Civile

Per il pagamento dell'imposta di registro non dovuta il legale non può rivalersi sulle altre parti

Per la Cassazione, sentenza n. 19228 depositata oggi, mancando il presupposto dell'imposta mancava anche la solidarietà

di Francesco Machina Grifeo

L'avvocato che paga per intero l'imposta di registro non dovuta perché il valor della causa è inferiore a 1.033 euro, non può poi pretendere la restituzione pro quota da parte di pretesi obbligati solidali. Lo ha chiarito la Corte di cassazione, sentenza n. 19228 depositata oggi e segnalata per il "Massimario", affermando che mancando il presupposto dell'imposta mancava anche la solidarietà.

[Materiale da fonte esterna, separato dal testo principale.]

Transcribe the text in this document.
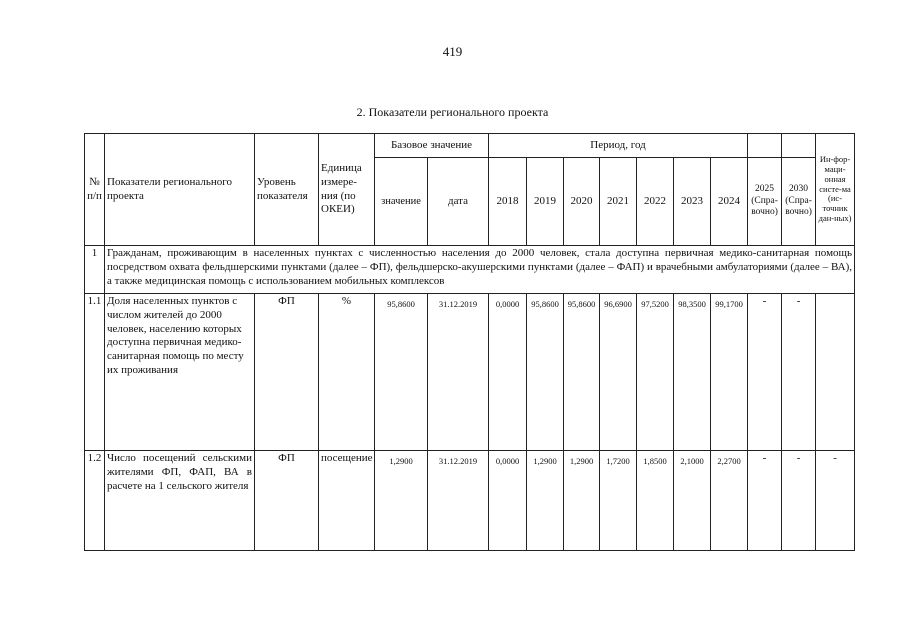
419
2. Показатели регионального проекта
№ п/п	Показатели регионального проекта	Уровень показателя	Единица измере-ния (по ОКЕИ)	Базовое значение		Период, год									Ин-фор-маци-онная систе-ма (ис-точник дан-ных)
				значение	дата	2018	2019	2020	2021	2022	2023	2024	2025 (Спра-вочно)	2030 (Спра-вочно)	
1	Гражданам, проживающим в населенных пунктах с численностью населения до 2000 человек, стала доступна первичная медико-санитарная помощь посредством охвата фельдшерскими пунктами (далее – ФП), фельдшерско-акушерскими пунктами (далее – ФАП) и врачебными амбулаториями (далее – ВА), а также медицинская помощь с использованием мобильных комплексов														
1.1	Доля населенных пунктов с числом жителей до 2000 человек, населению которых доступна первичная медико-санитарная помощь по месту их проживания	ФП	%	95,8600	31.12.2019	0,0000	95,8600	95,8600	96,6900	97,5200	98,3500	99,1700	-	-	
1.2	Число посещений сельскими жителями ФП, ФАП, ВА в расчете на 1 сельского жителя	ФП	посещение	1,2900	31.12.2019	0,0000	1,2900	1,2900	1,7200	1,8500	2,1000	2,2700	-	-	-
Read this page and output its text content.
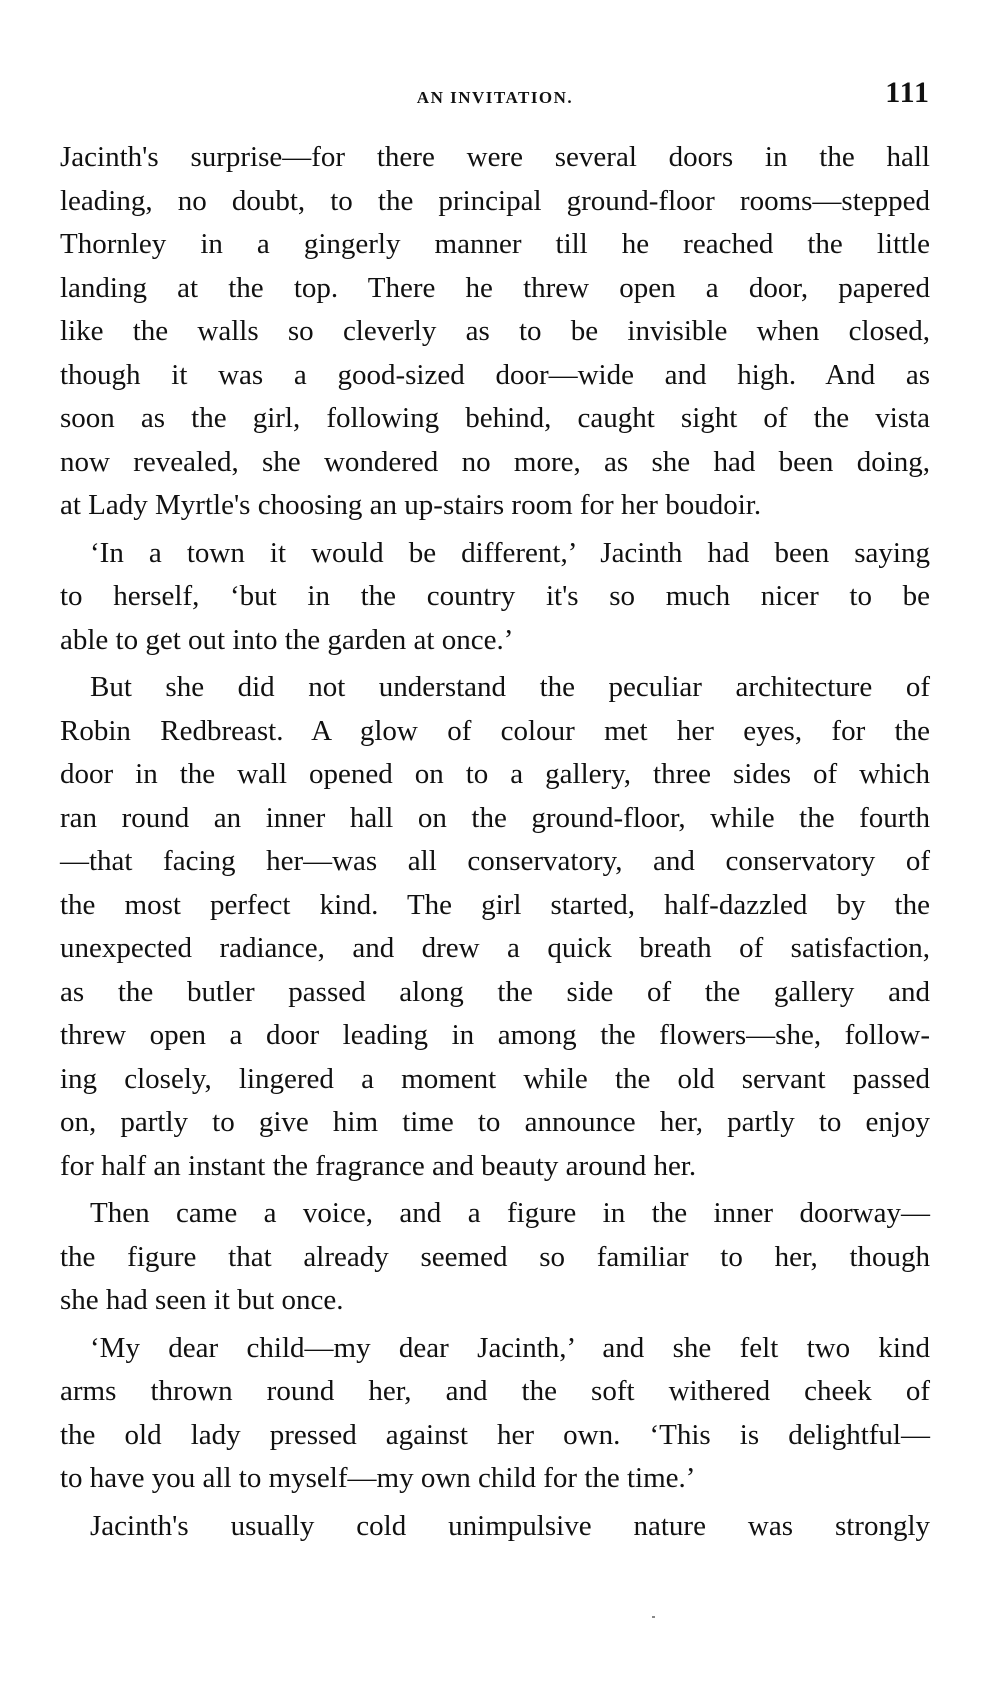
AN INVITATION.	111
Jacinth's surprise—for there were several doors in the hall
leading, no doubt, to the principal ground-floor rooms—stepped
Thornley in a gingerly manner till he reached the little
landing at the top. There he threw open a door, papered
like the walls so cleverly as to be invisible when closed,
though it was a good-sized door—wide and high. And as
soon as the girl, following behind, caught sight of the vista
now revealed, she wondered no more, as she had been doing,
at Lady Myrtle's choosing an up-stairs room for her boudoir.
‘In a town it would be different,’ Jacinth had been saying
to herself, ‘but in the country it's so much nicer to be
able to get out into the garden at once.’
But she did not understand the peculiar architecture of
Robin Redbreast. A glow of colour met her eyes, for the
door in the wall opened on to a gallery, three sides of which
ran round an inner hall on the ground-floor, while the fourth
—that facing her—was all conservatory, and conservatory of
the most perfect kind. The girl started, half-dazzled by the
unexpected radiance, and drew a quick breath of satisfaction,
as the butler passed along the side of the gallery and
threw open a door leading in among the flowers—she, follow-
ing closely, lingered a moment while the old servant passed
on, partly to give him time to announce her, partly to enjoy
for half an instant the fragrance and beauty around her.
Then came a voice, and a figure in the inner doorway—
the figure that already seemed so familiar to her, though
she had seen it but once.
‘My dear child—my dear Jacinth,’ and she felt two kind
arms thrown round her, and the soft withered cheek of
the old lady pressed against her own. ‘This is delightful—
to have you all to myself—my own child for the time.’
Jacinth's usually cold unimpulsive nature was strongly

Nel 2011 il ricorrente chiese ed ottenne, dal Giudice di pace di Serra San Bruno, vari decreti ingiuntivi nei confronti di Enel Distribuzione s.p.a. (poi "E-Distribuzione) per aver patrocinato una pluralità di persone, in vari procedimenti (anche nei confronti di una terza società). I giudizi si conclusero poi sfavorevolmente in grado di appello, tuttavia siccome il legale aveva sempre chiesto la distrazione delle spese di lite in suo favore, ritenne per errore di essere obbligato in proprio al pagamento delle spese di registrazione delle sentenze e vi "provvide di tasca propria". Avvedutosi dell'errore, chiese all'Enel la rifusione di un terzo, sul presupposto che le spese di registrazione, gravanti in solido su tutte le parti del giudizio, dovessero ripartirsi in parti uguali tra le (tre) parti di ogni giudizio.

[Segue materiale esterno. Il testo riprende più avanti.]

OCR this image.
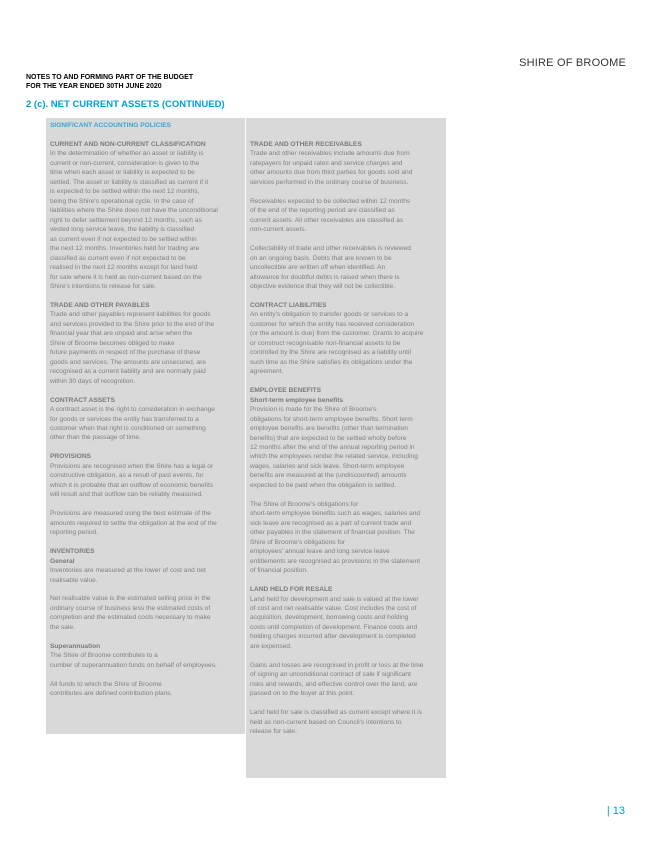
SHIRE OF BROOME
NOTES TO AND FORMING PART OF THE BUDGET
FOR THE YEAR ENDED 30TH JUNE 2020
2 (c). NET CURRENT ASSETS (CONTINUED)
SIGNIFICANT ACCOUNTING POLICIES
CURRENT AND NON-CURRENT CLASSIFICATION
In the determination of whether an asset or liability is
current or non-current, consideration is given to the
time when each asset or liability is expected to be
settled. The asset or liability is classified as current if it
is expected to be settled within the next 12 months,
being the Shire's operational cycle. In the case of
liabilities where the Shire does not have the unconditional
right to defer settlement beyond 12 months, such as
vested long service leave, the liability is classified
as current even if not expected to be settled within
the next 12 months. Inventories held for trading are
classified as current even if not expected to be
realised in the next 12 months except for land held
for sale where it is held as non-current based on the
Shire's intentions to release for sale.
TRADE AND OTHER PAYABLES
Trade and other payables represent liabilities for goods
and services provided to the Shire prior to the end of the
financial year that are unpaid and arise when the
Shire of Broome becomes obliged to make
future payments in respect of the purchase of these
goods and services. The amounts are unsecured, are
recognised as a current liability and are normally paid
within 30 days of recognition.
CONTRACT ASSETS
A contract asset is the right to consideration in exchange
for goods or services the entity has transferred to a
customer when that right is conditioned on something
other than the passage of time.
PROVISIONS
Provisions are recognised when the Shire has a legal or
constructive obligation, as a result of past events, for
which it is probable that an outflow of economic benefits
will result and that outflow can be reliably measured.
Provisions are measured using the best estimate of the
amounts required to settle the obligation at the end of the
reporting period.
INVENTORIES
General
Inventories are measured at the lower of cost and net
realisable value.
Net realisable value is the estimated selling price in the
ordinary course of business less the estimated costs of
completion and the estimated costs necessary to make
the sale.
Superannuation
The Shire of Broome contributes to a
number of superannuation funds on behalf of employees.
All funds to which the Shire of Broome
contributes are defined contribution plans.
TRADE AND OTHER RECEIVABLES
Trade and other receivables include amounts due from
ratepayers for unpaid rates and service charges and
other amounts due from third parties for goods sold and
services performed in the ordinary course of business.
Receivables expected to be collected within 12 months
of the end of the reporting period are classified as
current assets. All other receivables are classified as
non-current assets.
Collectability of trade and other receivables is reviewed
on an ongoing basis. Debts that are known to be
uncollectible are written off when identified. An
allowance for doubtful debts is raised when there is
objective evidence that they will not be collectible.
CONTRACT LIABILITIES
An entity's obligation to transfer goods or services to a
customer for which the entity has received consideration
(or the amount is due) from the customer. Grants to acquire
or construct recognisable non-financial assets to be
controlled by the Shire are recognised as a liability until
such time as the Shire satisfies its obligations under the
agreement.
EMPLOYEE BENEFITS
Short-term employee benefits
Provision is made for the Shire of Broome's
obligations for short-term employee benefits. Short term
employee benefits are benefits (other than termination
benefits) that are expected to be settled wholly before
12 months after the end of the annual reporting period in
which the employees render the related service, including
wages, salaries and sick leave. Short-term employee
benefits are measured at the (undiscounted) amounts
expected to be paid when the obligation is settled.
The Shire of Broome's obligations for
short-term employee benefits such as wages, salaries and
sick leave are recognised as a part of current trade and
other payables in the statement of financial position. The
Shire of Broome's obligations for
employees' annual leave and long service leave
entitlements are recognised as provisions in the statement
of financial position.
LAND HELD FOR RESALE
Land held for development and sale is valued at the lower
of cost and net realisable value. Cost includes the cost of
acquisition, development, borrowing costs and holding
costs until completion of development. Finance costs and
holding charges incurred after development is completed
are expensed.
Gains and losses are recognised in profit or loss at the time
of signing an unconditional contract of sale if significant
risks and rewards, and effective control over the land, are
passed on to the buyer at this point.
Land held for sale is classified as current except where it is
held as non-current based on Council's intentions to
release for sale.
| 13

L'Enel si oppose, e il Giudice di pace di Serra San Bruno, nel 2012, gli diede ragione "ritenendo che le sentenze pronunciate all'esito di giudizi di valore non eccedente euro 1.033 non fossero soggette a spese di registrazione", dunque l'avvocato nulla aveva a pretendere. La sentenza fu appellata dal soccombente e il Tribunale di Vibo Valentia nel 2019 dichiarò il ricorso inammissibile.

Proposto nuovamente ricorso, la Cassazione l'ha definitivamente bocciato. La controversia, spiega la VI Sezione civile, "scaturisce dal pagamento, eseguito da parte dell'odierno ricorrente, di quanto richiesto dall'erario a titolo di imposta di registro" sul presupposto del deposito di numerose sentenze pronunciate in grado di appello. "Tale presupposto d'imposta tuttavia era insussistente: questa Corte, infatti, ha stabilito che le sentenze di valore inferiore ad euro 1.033 non sono soggette ad imposta di registro, a nulla rilevando che esse siano state pronunciate in primo grado o in appello".

Avendo pagato un indebito, l'avvocato ricorrente "non poteva pretenderne la restituzione pro quota da parte di pretesi coobbligati solidali: infatti, mancando il presupposto dell'imposta, mancava per ciò solo la solidarietà e, con essa, il diritto di regresso ex art. 1299 c.c.". Correttamente, dunque, prosegue la Cassazione, il Tribunale ha ritenuto che il legale non "avesse titolo" per pretendere dall'Enel il pagamento richiesto col ricorso per decreto ingiuntivo.

Né, conclude la decisione, a diverse conclusioni sarebbe potuto pervenire il Tribunale, se avesse esaminato le censure rimaste assorbite. Infatti: 1) "il difetto di titolarità attiva dell'obbligazione è rilevabile d'ufficio, sicché in nessun vizio di ultrapetizione incorse il Giudice di pace, allorché ritenne non dovuta l'imposta di registro sulle sentenze conclusive di giudizi di valore inferiore a 1.033 euro"; 2) nessuna domanda di "ingiustificato arricchimento" era ammissibile nei confronti dell'Enel in sede di opposizione a decreto ingiuntivo: sia perché, non essendo dovuta nessuna imposta, nessun "arricchimento" l'Enel poteva aver conseguito per effetto del pagamento indebito; sia perché nel giudizio di opposizione a decreto ingiuntivo l'opposto, rivestendo la posizione sostanziale di attore, non può avanzare domande diverse da quelle fatte valere con il ricorso monitorio (salvo il caso in cui, per effetto di una riconvenzionale formulata dall'opponente, egli si venga a trovare, a sua volta nella posizione processuale di convenuto).